A Two Robot Team Cuts time from 32 Days Manual Work to 17 Hours
What once took a team of researchers over a month to complete can now be done in less than a day. That’s the headline-grabbing result from a new study out of South Korea’s Korea Institute of Energy Research (KIER), where scientists have developed a dual-robot platform that compresses 32 days of manual catalyst testing into just 17 hours.
The research, led by Dr. Ji Chan Park of KIER’s Clean Fuel Research Laboratory and published in Chemical Science, tackles a genuinely tedious bottleneck in materials science: catalyst performance evaluation. Developing new catalysts — the substances that speed up and control chemical reactions in everything from fuel cells to industrial manufacturing — requires enormous amounts of repetitive experimentation. Composition changes, reaction condition tweaks, sample loading, measurement recording — it’s painstaking work, and it’s exactly the kind of work that humans don’t do consistently. Results can vary depending on who runs the experiment and when.

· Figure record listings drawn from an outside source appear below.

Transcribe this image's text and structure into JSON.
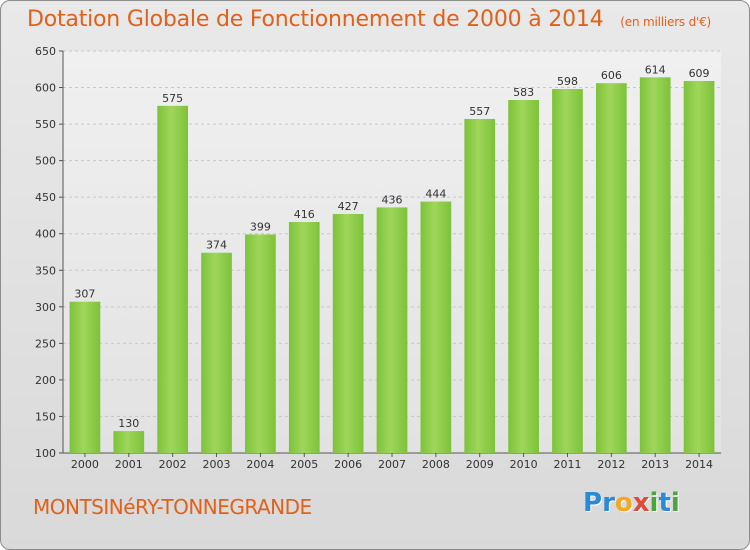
{
  "header": {
    "title": "Dotation Globale de Fonctionnement de 2000 à 2014",
    "unit": "(en milliers d'€)"
  },
  "footer": {
    "city": "MONTSINéRY-TONNEGRANDE",
    "logo_letters": [
      "P",
      "r",
      "o",
      "x",
      "i",
      "t",
      "i"
    ],
    "logo_colors": [
      "#2a8ad6",
      "#2a8ad6",
      "#f5a623",
      "#e04a3a",
      "#4aa63a",
      "#2a8ad6",
      "#4aa63a"
    ]
  },
  "chart_data": {
    "type": "bar",
    "categories": [
      "2000",
      "2001",
      "2002",
      "2003",
      "2004",
      "2005",
      "2006",
      "2007",
      "2008",
      "2009",
      "2010",
      "2011",
      "2012",
      "2013",
      "2014"
    ],
    "values": [
      307,
      130,
      575,
      374,
      399,
      416,
      427,
      436,
      444,
      557,
      583,
      598,
      606,
      614,
      609
    ],
    "title": "Dotation Globale de Fonctionnement de 2000 à 2014",
    "ylim": [
      100,
      650
    ],
    "yticks": [
      100,
      150,
      200,
      250,
      300,
      350,
      400,
      450,
      500,
      550,
      600,
      650
    ],
    "grid": true,
    "bar_color": "#7dc23a",
    "bar_color_light": "#9fd65a"
  }
}
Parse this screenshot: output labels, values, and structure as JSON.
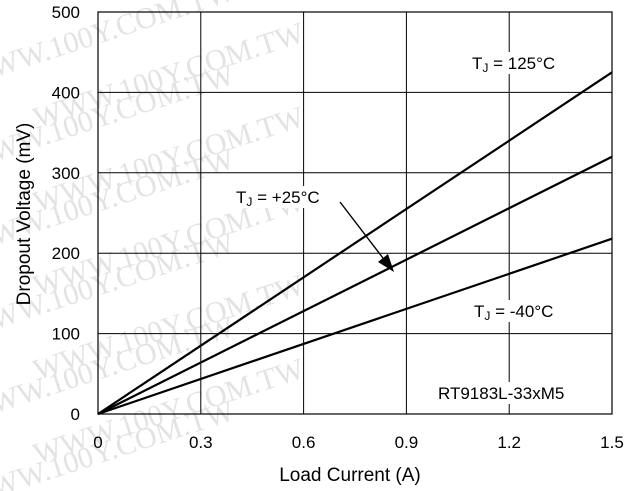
{
  "chart_data": {
    "type": "line",
    "title": "",
    "xlabel": "Load Current (A)",
    "ylabel": "Dropout Voltage (mV)",
    "xlim": [
      0,
      1.5
    ],
    "ylim": [
      0,
      500
    ],
    "xticks": [
      "0",
      "0.3",
      "0.6",
      "0.9",
      "1.2",
      "1.5"
    ],
    "yticks": [
      "0",
      "100",
      "200",
      "300",
      "400",
      "500"
    ],
    "grid": true,
    "series": [
      {
        "name": "TJ = 125°C",
        "x": [
          0,
          1.5
        ],
        "y": [
          0,
          425
        ]
      },
      {
        "name": "TJ = +25°C",
        "x": [
          0,
          1.5
        ],
        "y": [
          0,
          320
        ]
      },
      {
        "name": "TJ = -40°C",
        "x": [
          0,
          1.5
        ],
        "y": [
          0,
          218
        ]
      }
    ],
    "annotations": {
      "t125": {
        "sub": "J",
        "rest": " = 125°C"
      },
      "t25": {
        "sub": "J",
        "rest": " = +25°C"
      },
      "tm40": {
        "sub": "J",
        "rest": " = -40°C"
      },
      "part": "RT9183L-33xM5"
    },
    "watermark": "WWW.100Y.COM.TW",
    "colors": {
      "line": "#000000",
      "grid": "#000000",
      "watermark": "#e3e3e3"
    }
  }
}
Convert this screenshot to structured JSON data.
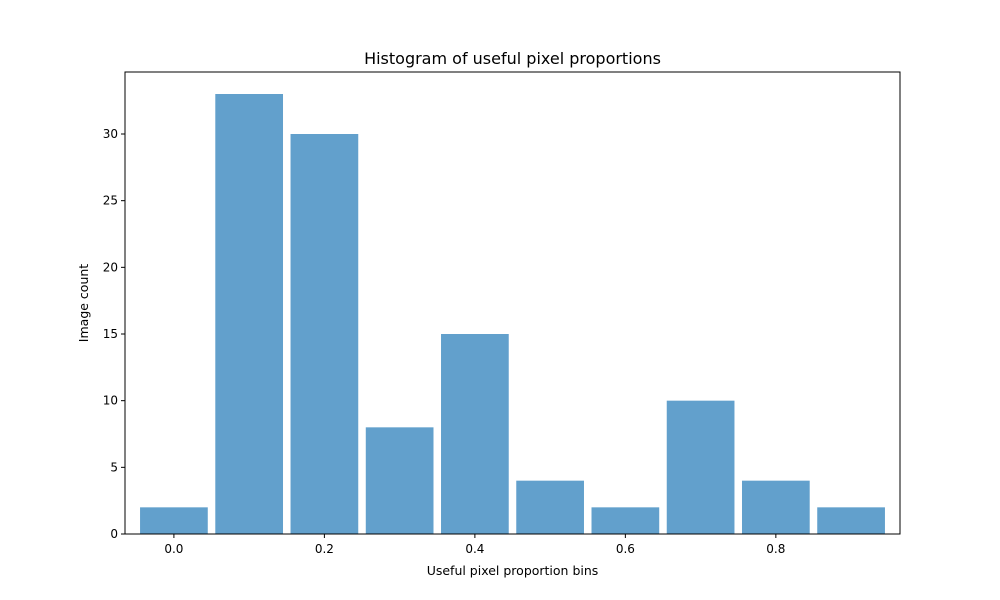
{
  "chart_data": {
    "type": "bar",
    "title": "Histogram of useful pixel proportions",
    "xlabel": "Useful pixel proportion bins",
    "ylabel": "Image count",
    "bar_color": "#62a0cc",
    "bin_width": 0.1,
    "bar_width": 0.09,
    "xlim": [
      -0.065,
      0.965
    ],
    "ylim": [
      0,
      34.65
    ],
    "grid": false,
    "x_ticks": [
      {
        "value": 0.0,
        "label": "0.0"
      },
      {
        "value": 0.2,
        "label": "0.2"
      },
      {
        "value": 0.4,
        "label": "0.4"
      },
      {
        "value": 0.6,
        "label": "0.6"
      },
      {
        "value": 0.8,
        "label": "0.8"
      }
    ],
    "y_ticks": [
      {
        "value": 0,
        "label": "0"
      },
      {
        "value": 5,
        "label": "5"
      },
      {
        "value": 10,
        "label": "10"
      },
      {
        "value": 15,
        "label": "15"
      },
      {
        "value": 20,
        "label": "20"
      },
      {
        "value": 25,
        "label": "25"
      },
      {
        "value": 30,
        "label": "30"
      }
    ],
    "bins": [
      {
        "x": 0.0,
        "count": 2
      },
      {
        "x": 0.1,
        "count": 33
      },
      {
        "x": 0.2,
        "count": 30
      },
      {
        "x": 0.3,
        "count": 8
      },
      {
        "x": 0.4,
        "count": 15
      },
      {
        "x": 0.5,
        "count": 4
      },
      {
        "x": 0.6,
        "count": 2
      },
      {
        "x": 0.7,
        "count": 10
      },
      {
        "x": 0.8,
        "count": 4
      },
      {
        "x": 0.9,
        "count": 2
      }
    ]
  }
}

The KIER team’s solution is an elegantly coordinated two-robot system. The first robot handles sample identification, precise positioning, and spectral measurements. The second manages the operational logistics — retrieving samples, disposing of used ones, and replacing consumables — allowing experiments to run continuously overnight and across long durations without anyone in the lab. Together, operating on an integrated control system, the two robots achieve a 45-fold speed increase and reduce result variability by about 32%.
That last point matters as much as the speed. Faster experiments mean little if the data is noisy. By removing human handling from the loop, the platform produces more reliable measurements that researchers can actually trust.
This isn’t just a proof-of-concept curiosity. The team has already secured a Korean patent for the system, and the technology has a clear commercial path toward deployment in industrial and research labs worldwide. As the race to develop better catalysts for clean energy applications intensifies, tools that can dramatically accelerate the discovery cycle could have real-world consequences for how quickly we develop cleaner fuels and more sustainable chemical processes.
The robots, it turns out, are pretty good at chemistry.